グルーブ感のあるハウスのリズムに、芯の太い女性ヴォーカルが力強く歌い上げる「Donne-Moi Du Feu (Summer Nights Disco Mix + Bonus Dub Extension)」が最高!
この曲9分以上の尺があるのだけども、高いところへ連れて行ってくれそうな多幸感があって、いつまでも聴いていたいと思わせてくれる。
残念ながらSpotifyでこの曲は配信されていないのでリンクはYouTubeのを貼っておいた。
Disclosure/DJ-Kicks
K7レーベルによるDJ-Kicksシリーズから、UKの兄弟ユニットDisclosureによる2021年の11月リリースはDJミックスになっている。
ジャンルは、Deep HouseまたはDeep Techと括られるようなミニマルなトラックが多いのだが選曲、曲順が素晴らしいのは当然として、抑圧されたサウンドからは洗練されたセンスの良さを感じさせる。
アンビエントなPépe「Recollection (Mixed)」で幕開け、込み上げるように盛り上げていき、ラストArfa x Joeによる「Recognise」では、美しいドラムン・ベースで締めくくられているため余韻も素晴らしい。
存在感のあるシンセベースがうねるDisclosureの新曲「Observer Effect」もかっこいい。
Quivering In Time/Eris Drew
シカゴ出身のDJ/プロデューサーのEris Drewによるデビュー・アルバムは2021年の10月リリース。
パートナーのOctoOctaとニューハンプシャーの田舎へ移住して、スタジオの窓から見える森を見ながら制作したとのこと。

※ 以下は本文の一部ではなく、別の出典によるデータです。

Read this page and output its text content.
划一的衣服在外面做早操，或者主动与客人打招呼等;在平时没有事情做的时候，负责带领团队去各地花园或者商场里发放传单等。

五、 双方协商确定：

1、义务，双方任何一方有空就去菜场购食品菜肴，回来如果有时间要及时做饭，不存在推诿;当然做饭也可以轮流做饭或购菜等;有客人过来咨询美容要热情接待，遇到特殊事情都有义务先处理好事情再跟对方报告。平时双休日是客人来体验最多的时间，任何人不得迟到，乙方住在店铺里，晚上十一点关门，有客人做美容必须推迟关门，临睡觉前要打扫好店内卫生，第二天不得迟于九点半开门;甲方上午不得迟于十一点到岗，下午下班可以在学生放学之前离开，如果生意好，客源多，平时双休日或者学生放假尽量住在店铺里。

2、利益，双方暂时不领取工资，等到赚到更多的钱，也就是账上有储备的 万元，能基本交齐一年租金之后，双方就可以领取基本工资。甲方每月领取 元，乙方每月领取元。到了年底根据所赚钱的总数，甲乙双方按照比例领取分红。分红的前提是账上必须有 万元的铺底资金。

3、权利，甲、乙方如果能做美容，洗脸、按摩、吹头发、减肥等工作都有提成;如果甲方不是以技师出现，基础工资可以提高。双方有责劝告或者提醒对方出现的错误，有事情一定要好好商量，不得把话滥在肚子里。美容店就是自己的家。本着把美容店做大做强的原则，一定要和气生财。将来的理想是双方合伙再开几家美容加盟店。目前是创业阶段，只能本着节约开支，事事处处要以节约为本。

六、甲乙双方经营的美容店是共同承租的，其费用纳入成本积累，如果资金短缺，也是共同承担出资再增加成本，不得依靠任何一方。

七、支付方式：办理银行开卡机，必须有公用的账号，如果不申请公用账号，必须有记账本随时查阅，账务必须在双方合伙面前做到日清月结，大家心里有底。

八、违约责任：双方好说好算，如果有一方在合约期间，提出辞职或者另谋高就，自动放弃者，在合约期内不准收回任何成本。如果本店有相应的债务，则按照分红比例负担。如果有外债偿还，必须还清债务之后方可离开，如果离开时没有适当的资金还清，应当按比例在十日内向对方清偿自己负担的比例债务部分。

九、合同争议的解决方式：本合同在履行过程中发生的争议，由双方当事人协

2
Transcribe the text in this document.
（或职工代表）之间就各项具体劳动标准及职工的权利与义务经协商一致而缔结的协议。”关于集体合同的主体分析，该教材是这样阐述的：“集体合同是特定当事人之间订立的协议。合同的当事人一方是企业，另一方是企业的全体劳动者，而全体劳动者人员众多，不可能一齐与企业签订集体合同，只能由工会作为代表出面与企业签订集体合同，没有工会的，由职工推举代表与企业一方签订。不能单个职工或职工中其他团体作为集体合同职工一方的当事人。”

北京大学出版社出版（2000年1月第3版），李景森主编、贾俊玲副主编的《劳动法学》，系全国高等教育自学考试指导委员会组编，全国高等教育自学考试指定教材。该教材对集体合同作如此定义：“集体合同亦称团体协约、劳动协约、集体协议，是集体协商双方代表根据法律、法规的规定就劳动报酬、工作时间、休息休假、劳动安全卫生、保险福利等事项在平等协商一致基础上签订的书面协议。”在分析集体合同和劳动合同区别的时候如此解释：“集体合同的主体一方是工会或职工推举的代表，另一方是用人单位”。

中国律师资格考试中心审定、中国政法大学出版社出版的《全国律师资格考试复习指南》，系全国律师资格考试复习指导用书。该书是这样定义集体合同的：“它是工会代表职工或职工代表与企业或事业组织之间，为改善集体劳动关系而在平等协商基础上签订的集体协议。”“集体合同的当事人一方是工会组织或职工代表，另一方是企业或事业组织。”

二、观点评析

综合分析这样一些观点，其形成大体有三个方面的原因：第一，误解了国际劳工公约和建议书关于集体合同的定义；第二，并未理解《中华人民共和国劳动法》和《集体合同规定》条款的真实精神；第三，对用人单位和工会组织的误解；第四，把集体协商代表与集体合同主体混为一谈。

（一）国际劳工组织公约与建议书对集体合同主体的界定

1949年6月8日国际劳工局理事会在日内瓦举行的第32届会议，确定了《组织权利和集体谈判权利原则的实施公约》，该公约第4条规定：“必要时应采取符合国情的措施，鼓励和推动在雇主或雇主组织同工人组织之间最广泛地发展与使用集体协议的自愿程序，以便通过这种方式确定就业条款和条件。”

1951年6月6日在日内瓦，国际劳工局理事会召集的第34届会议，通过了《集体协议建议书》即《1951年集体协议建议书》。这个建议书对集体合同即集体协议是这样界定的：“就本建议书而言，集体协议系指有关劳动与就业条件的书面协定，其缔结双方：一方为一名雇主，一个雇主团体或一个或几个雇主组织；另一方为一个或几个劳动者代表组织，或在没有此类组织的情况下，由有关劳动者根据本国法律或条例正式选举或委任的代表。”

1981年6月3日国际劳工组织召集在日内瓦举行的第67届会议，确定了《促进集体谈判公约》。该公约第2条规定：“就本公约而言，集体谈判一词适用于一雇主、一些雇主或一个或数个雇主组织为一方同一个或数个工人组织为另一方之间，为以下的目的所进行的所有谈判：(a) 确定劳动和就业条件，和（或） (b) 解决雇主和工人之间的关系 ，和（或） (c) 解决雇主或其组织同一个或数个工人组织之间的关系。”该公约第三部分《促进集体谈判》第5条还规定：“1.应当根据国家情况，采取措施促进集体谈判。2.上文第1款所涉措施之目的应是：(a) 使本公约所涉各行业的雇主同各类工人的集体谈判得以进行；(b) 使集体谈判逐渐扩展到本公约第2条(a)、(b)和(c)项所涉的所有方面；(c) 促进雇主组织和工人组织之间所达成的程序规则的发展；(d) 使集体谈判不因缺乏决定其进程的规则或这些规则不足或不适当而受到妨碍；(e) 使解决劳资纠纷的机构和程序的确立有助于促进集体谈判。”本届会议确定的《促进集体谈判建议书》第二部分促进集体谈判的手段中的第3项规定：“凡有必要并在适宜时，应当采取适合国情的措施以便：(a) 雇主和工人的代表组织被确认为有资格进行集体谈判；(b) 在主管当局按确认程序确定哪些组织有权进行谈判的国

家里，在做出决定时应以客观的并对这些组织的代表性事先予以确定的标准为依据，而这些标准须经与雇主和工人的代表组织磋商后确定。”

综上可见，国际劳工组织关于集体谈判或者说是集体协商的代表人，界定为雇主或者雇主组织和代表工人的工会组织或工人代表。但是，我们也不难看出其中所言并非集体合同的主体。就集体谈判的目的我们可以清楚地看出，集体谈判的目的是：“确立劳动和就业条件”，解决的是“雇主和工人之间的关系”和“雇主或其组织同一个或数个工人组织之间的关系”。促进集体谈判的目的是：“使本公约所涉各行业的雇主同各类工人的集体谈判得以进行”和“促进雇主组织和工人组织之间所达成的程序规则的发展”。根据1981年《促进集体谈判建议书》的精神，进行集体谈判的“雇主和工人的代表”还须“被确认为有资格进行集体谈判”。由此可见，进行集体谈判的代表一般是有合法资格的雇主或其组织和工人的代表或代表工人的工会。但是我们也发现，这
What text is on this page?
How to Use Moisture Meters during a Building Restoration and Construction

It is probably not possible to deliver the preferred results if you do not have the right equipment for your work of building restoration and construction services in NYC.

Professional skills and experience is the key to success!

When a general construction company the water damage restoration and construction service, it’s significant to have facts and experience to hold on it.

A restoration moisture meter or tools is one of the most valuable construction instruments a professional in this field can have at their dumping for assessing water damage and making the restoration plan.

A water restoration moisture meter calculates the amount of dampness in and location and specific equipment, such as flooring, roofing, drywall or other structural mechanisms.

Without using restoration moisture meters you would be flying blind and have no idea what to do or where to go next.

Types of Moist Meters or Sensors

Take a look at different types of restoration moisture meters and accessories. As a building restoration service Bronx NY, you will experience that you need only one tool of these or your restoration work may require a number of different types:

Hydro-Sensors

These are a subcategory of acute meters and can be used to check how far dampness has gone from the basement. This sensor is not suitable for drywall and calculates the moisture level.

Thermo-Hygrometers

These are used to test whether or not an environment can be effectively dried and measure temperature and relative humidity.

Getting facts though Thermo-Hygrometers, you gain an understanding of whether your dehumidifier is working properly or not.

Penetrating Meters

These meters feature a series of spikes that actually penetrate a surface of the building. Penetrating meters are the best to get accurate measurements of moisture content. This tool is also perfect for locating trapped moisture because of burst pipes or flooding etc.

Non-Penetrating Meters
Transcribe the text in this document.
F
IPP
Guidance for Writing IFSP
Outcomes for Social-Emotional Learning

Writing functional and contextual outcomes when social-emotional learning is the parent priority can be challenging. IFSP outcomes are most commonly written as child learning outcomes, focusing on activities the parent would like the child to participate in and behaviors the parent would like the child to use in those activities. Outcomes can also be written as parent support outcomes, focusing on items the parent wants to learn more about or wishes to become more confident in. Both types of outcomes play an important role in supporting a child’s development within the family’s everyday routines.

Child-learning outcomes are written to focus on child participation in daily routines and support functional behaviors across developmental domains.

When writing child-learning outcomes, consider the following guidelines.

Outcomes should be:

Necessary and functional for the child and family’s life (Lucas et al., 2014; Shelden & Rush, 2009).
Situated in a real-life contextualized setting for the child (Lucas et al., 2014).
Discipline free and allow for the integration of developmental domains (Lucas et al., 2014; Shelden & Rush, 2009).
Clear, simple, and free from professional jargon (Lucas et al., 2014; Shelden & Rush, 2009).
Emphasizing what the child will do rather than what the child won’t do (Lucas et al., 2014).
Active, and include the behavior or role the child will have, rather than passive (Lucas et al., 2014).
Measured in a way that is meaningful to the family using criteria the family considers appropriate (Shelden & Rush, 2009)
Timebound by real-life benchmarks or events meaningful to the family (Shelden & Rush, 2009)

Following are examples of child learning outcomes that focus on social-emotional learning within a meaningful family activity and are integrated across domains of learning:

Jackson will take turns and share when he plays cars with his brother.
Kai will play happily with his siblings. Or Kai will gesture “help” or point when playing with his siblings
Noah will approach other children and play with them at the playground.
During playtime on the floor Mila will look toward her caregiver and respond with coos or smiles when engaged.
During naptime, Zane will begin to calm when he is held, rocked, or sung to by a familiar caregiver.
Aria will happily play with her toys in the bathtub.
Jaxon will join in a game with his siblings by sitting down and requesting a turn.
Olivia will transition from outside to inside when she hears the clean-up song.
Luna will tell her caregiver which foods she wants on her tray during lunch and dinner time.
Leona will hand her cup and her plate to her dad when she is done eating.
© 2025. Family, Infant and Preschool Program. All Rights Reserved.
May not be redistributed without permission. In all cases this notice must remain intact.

しかしそんなオーガニックなエピソードから想像される印象はアルバム全体に無く、かなりアッパーなハウスまたはプログレッシブ・ハウスとなっている。全9曲で展開が単調ではない無いため、リスニングにも耐えられる。
特に気になったのは『これはひょっとしてダサいのではないか』とも思うほど印象的なフレーズで、鉄琴っぽい音が鳴り響く「Pick 'Em Up」の破壊力がすごい。差し込まれる加工された早口のヴォーカルもアッパーな雰囲気を盛り上げてくれる。
Get Up Sequences Part One/The Go! Team
UK出身のアーティスト、The Go! Teamの6枚目のアルバムは2021年7月のリリース。
ポップで楽しげな曲調と、グルーヴ感満載で勢いのある楽曲はいつも通りクオリティが高いしメロディーが素敵。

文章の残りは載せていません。